The BoE is rightly now contemplating a faster timetable for reversing quantitative easing. But there is a rather more fundamental issue — the necessary speed can be achieved only if the BoE works closely with the Treasury. It is the Treasury’s responsibility to manage the government’s debt — and that includes taking the sting out of the dramatic shortening in the maturity of UK government debt caused by quantitative easing.

The Treasury ought to have prioritised the management of the risk that such huge quantities of reserves posed. At rock bottom last year, funding costs were only likely to move in one direction. And while the risk is primarily a matter for the Treasury, the BoE, too, has an interest in it for several reasons. A central bank with a very large balance sheet is likely to have its independence questioned.

There is a tail risk of fiscal dominance of monetary policy, which, if it crystallised, would undermine the BoE’s ability to meet its price stability objective. And, as banker to the government, the BoE has an obligation not to act contrary to the government’s financial interests.  

A year ago, economists Bill Allen, Philip Turner and I proposed a swap of a large part of the central bank’s overnight liabilities to the banks for a portfolio of short- and medium-term government bonds.

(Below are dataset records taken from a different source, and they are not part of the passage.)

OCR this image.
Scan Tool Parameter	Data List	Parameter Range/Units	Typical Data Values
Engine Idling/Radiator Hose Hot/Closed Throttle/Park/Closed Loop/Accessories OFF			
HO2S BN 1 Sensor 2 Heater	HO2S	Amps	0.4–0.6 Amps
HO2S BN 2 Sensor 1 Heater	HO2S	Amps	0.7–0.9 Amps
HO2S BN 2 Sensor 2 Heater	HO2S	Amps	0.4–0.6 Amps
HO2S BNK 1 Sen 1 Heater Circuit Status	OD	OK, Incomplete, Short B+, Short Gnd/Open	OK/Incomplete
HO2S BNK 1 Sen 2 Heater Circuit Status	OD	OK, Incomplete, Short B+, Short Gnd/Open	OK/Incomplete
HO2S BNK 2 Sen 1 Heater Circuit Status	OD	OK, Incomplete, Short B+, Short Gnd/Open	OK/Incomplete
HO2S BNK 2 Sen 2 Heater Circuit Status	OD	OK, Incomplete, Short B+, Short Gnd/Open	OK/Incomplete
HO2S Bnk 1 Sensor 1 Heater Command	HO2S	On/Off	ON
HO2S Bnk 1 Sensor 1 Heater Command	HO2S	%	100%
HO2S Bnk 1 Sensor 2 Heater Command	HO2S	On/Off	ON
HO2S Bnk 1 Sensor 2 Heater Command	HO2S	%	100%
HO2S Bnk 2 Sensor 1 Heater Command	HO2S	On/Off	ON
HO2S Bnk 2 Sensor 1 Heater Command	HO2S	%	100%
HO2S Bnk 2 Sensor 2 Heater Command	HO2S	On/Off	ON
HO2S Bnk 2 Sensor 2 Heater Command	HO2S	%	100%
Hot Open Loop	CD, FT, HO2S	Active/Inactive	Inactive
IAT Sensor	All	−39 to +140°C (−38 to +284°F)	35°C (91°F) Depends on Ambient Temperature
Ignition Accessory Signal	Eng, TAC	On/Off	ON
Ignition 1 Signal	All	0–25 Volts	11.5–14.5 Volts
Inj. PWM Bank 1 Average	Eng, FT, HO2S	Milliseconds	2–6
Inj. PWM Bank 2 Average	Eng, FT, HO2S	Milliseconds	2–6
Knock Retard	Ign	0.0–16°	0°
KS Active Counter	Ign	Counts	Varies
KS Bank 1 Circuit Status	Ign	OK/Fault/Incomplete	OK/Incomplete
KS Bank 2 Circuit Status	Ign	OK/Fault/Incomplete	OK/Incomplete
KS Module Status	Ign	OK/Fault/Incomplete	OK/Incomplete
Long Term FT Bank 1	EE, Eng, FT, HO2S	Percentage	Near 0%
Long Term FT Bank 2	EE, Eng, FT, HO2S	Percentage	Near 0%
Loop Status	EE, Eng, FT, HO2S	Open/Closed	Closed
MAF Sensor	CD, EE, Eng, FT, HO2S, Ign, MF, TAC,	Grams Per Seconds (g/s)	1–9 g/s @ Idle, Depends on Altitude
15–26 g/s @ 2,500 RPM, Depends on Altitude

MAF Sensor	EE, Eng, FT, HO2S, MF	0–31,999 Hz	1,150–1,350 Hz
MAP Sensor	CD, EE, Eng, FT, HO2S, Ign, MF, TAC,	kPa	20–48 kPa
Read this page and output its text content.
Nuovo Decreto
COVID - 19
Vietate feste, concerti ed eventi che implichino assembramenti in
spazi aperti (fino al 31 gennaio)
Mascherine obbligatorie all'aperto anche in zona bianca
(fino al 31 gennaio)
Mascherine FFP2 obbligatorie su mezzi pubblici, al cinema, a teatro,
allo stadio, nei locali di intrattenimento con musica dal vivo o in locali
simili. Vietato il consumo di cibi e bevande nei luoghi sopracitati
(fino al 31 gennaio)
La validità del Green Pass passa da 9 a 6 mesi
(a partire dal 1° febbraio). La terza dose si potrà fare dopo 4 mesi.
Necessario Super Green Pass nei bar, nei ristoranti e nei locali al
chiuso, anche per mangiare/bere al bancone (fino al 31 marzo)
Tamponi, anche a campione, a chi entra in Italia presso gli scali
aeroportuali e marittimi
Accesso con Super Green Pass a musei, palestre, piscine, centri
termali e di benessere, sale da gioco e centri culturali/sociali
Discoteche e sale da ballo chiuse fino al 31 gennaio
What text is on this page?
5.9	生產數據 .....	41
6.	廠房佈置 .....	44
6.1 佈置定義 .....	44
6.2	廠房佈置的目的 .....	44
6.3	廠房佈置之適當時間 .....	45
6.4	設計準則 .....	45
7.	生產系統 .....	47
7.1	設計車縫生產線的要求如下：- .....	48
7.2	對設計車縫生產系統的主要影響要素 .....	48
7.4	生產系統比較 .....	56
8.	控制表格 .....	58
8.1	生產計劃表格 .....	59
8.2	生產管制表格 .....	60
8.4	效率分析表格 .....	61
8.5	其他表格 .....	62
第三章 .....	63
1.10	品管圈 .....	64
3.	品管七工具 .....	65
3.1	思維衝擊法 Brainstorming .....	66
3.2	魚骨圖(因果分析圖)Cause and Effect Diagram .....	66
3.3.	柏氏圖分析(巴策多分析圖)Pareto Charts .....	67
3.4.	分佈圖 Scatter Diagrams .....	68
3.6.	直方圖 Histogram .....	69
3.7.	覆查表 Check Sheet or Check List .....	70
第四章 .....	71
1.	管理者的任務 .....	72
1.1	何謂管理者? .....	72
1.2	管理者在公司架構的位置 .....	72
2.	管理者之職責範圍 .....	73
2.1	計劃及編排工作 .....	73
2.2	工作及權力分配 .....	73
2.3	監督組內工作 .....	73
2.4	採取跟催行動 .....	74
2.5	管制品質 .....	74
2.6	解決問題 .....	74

The central bank’s balance sheet would shrink, and the maturity structure of the government debt would be less risky and more transparent. And there would be demand from banks for the gilts to meet regulatory demands for holding high-quality liquid assets, mainly reserve balances and government securities.

How far the government yield curve would be affected by such an operation would depend on many factors. But such swaps have been successfully carried out in the past, most notably after the second world war.

The operation we proposed should be the beginning of a medium-term plan to lengthen the maturity of government debt. That might lift long-term interest rates somewhat but it would also mean that the central bank would raise short-term rates by less.

Interest rates are still very low and inflation is high. It is possible that global long-term interest rates are at the beginning of a sustained upward trend. This would happen just when the UK government is less prepared than it has been for decades. It has much more very short-term debt, and a much-depleted cushion of long-term debt. We need a clear debt management plan now to correct this.